Citizen Lab Research Fellow and Executive Director of OpenEffect Andrew Hilts was interviewed by Fox8 News Cleveland regarding privacy concerns with popular fitness trackers, including Apple, Fitbit, and Basis. These findings were detailed in the report entitled “Every Step You Fake: A Comparative Analysis of Fitness Tracker Privacy and Security,” in which it was discovered that of the eight fitness wearables studied, all of them except for the Apple Watch emitted a persistent unique identifier over Bluetooth.
An estimated 33 million fitness trackers are owned in the United States. Andrew Hilts told Fox8 that fitness trackers do not necessarily stop tracking one’s location even if disconnnected from a mobile phone. Infact, Hilts said,”what we actually found was that if you turn off Bluetooth on your phone and your device is not connected, then suddenly it will start emitting these trackable identifiers.” Some apps provide the ability to track the locations of nearby fitness tracker users.
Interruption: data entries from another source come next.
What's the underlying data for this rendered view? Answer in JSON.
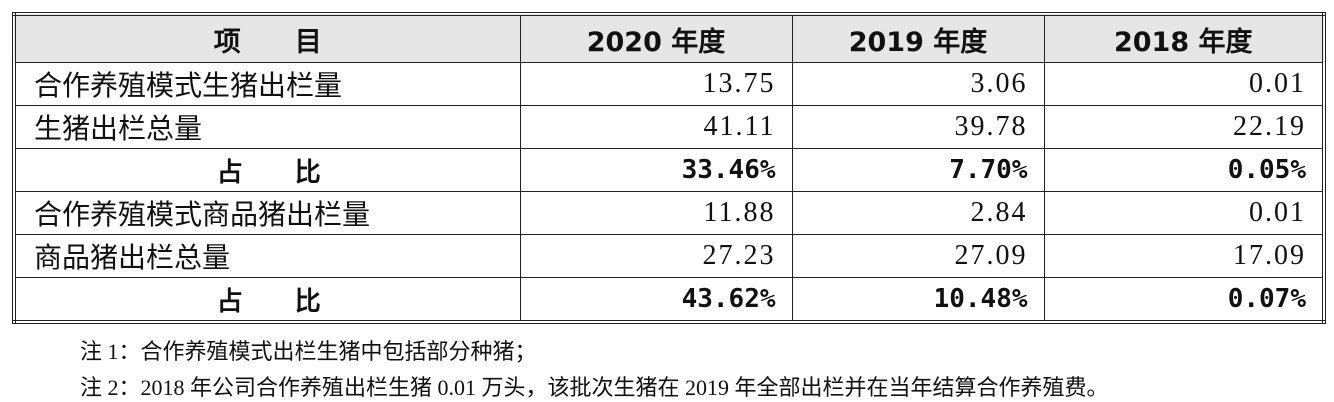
{
  "table": {
    "header": [
      "项　　目",
      "2020 年度",
      "2019 年度",
      "2018 年度"
    ],
    "rows": [
      [
        "合作养殖模式生猪出栏量",
        "13.75",
        "3.06",
        "0.01"
      ],
      [
        "生猪出栏总量",
        "41.11",
        "39.78",
        "22.19"
      ],
      [
        "占　　比",
        "33.46%",
        "7.70%",
        "0.05%"
      ],
      [
        "合作养殖模式商品猪出栏量",
        "11.88",
        "2.84",
        "0.01"
      ],
      [
        "商品猪出栏总量",
        "27.23",
        "27.09",
        "17.09"
      ],
      [
        "占　　比",
        "43.62%",
        "10.48%",
        "0.07%"
      ]
    ]
  },
  "notes": [
    "注 1：合作养殖模式出栏生猪中包括部分种猪；",
    "注 2：2018 年公司合作养殖出栏生猪 0.01 万头，该批次生猪在 2019 年全部出栏并在当年结算合作养殖费。"
  ]
}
Though this does not tie the identities of individuals to the trackers, Hilts explained that it allowed others to know how a specific cellphone or fitness tracker was moving around a given place.
Some companies do have stronger protections for user data than others. “FitBit had some sophisticated anti-data tampering measures in place,” he said, adding that Apple has strong security measures as well. “Hopefully our report can help these companies see that consumers are concerned about these issues, and that resources should be appropriately devoted to making sure people’s data is secure,” he concluded.